Parameter Efficient Quasi-Orthogonal Fine-Tuning via Givens Rotation

Xinyu Ma,Xu Chu,Zhibang Yang,Yang Lin,Xin Gao,Junfeng Zhao
2024-06-07
Abstract:With the increasingly powerful performances and enormous scales of pretrained models, promoting parameter efficiency in fine-tuning has become a crucial need for effective and efficient adaptation to various downstream tasks. One representative line of fine-tuning methods is Orthogonal Fine-tuning (OFT), which rigorously preserves the angular distances within the parameter space to preserve the pretrained knowledge. Despite the empirical effectiveness, OFT still suffers low parameter efficiency at $\mathcal{O}(d^2)$ and limited capability of downstream adaptation. Inspired by Givens rotation, in this paper, we proposed quasi-Givens Orthogonal Fine-Tuning (qGOFT) to address the problems. We first use $\mathcal{O}(d)$ Givens rotations to accomplish arbitrary orthogonal transformation in $SO(d)$ with provable equivalence, reducing parameter complexity from $\mathcal{O}(d^2)$ to $\mathcal{O}(d)$. Then we introduce flexible norm and relative angular adjustments under soft orthogonality regularization to enhance the adaptation capability of downstream semantic deviations. Extensive experiments on various tasks and pretrained models validate the effectiveness of our methods.
Machine Learning,Artificial Intelligence,Computation and Language
What problem does this paper attempt to address?

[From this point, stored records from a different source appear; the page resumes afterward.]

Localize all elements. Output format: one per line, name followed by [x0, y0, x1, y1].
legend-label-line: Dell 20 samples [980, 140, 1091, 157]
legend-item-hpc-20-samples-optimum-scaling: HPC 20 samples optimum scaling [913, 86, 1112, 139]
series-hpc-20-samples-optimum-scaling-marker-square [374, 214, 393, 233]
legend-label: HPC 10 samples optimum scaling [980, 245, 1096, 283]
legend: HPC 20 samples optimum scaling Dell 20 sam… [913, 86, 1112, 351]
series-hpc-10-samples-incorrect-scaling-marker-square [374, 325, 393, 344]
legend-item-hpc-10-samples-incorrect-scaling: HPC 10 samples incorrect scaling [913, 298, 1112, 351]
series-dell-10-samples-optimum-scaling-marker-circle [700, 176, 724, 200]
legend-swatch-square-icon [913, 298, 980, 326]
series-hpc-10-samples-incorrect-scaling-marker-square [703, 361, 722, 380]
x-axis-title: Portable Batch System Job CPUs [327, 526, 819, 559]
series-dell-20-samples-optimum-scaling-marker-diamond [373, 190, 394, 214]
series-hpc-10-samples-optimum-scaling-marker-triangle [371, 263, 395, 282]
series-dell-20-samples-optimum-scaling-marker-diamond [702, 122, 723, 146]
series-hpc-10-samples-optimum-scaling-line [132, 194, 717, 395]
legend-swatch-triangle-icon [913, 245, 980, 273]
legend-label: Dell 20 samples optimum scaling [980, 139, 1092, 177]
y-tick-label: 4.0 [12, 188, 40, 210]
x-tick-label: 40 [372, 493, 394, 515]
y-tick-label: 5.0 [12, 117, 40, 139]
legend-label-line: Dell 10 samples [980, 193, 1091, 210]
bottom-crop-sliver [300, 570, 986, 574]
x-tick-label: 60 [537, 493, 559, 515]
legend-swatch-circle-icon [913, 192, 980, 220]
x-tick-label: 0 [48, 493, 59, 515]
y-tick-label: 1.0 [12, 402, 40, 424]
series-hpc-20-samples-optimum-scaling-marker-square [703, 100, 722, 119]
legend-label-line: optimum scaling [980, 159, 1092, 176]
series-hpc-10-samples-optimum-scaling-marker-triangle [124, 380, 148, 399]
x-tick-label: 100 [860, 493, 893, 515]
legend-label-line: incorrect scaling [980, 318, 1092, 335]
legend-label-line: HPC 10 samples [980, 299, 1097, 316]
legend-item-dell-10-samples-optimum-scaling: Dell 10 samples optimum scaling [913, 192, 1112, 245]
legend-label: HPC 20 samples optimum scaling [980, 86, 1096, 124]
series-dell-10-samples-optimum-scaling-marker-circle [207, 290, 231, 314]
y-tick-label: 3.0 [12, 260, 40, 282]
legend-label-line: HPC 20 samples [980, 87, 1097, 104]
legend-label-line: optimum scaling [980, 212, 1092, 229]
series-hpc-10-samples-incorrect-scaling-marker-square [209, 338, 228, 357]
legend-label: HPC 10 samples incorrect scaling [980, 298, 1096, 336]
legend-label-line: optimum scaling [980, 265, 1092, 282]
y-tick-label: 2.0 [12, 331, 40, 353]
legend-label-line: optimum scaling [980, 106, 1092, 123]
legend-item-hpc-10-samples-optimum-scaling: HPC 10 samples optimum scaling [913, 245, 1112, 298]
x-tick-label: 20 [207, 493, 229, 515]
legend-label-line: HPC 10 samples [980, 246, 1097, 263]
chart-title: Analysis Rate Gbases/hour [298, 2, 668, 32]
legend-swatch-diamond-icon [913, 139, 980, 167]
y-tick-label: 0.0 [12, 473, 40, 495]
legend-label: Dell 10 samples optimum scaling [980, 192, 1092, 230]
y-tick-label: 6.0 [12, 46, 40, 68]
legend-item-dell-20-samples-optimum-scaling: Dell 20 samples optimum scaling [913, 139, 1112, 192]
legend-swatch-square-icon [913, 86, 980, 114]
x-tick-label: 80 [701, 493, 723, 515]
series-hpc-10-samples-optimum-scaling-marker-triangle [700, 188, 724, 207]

The paper mainly addresses the issue of parameter-efficient fine-tuning of pre-trained models for downstream tasks. Specifically, the paper attempts to solve the following two key problems: 1. **Improving the parameter efficiency of Orthogonal Fine-Tuning (OFT) methods**: Although existing OFT methods can effectively retain the knowledge of pre-trained models, their parameter complexity is high, being O(d^2), where d represents the hidden dimension of the linear layer. This results in a large number of parameters, thereby affecting the adaptability and efficiency of the model. The paper proposes a method based on Givens rotations (referred to as GOFT), which can achieve arbitrary orthogonal transformations using only O(d) parameters, significantly reducing the parameter complexity. 2. **Enhancing the adaptability to semantic shifts in downstream tasks**: While OFT performs well in retaining pre-trained knowledge, it strictly maintains the relative angles and norms between weight vectors, which limits its adaptability to subtle semantic changes in downstream tasks. To address this issue, the paper further proposes quasi-Givens Orthogonal Fine-Tuning (qGOFT), a method that allows fine-tuning adjustments of the norms and relative angles of weight vectors, thereby enhancing the model's ability to learn semantic shifts in downstream tasks. In summary, the main contributions of the paper are the proposal of two new fine-tuning methods—GOFT and qGOFT. These methods not only improve parameter efficiency during the fine-tuning process but also enhance the model's adaptability to downstream tasks. Through theoretical analysis and experimental validation, both methods have demonstrated good performance.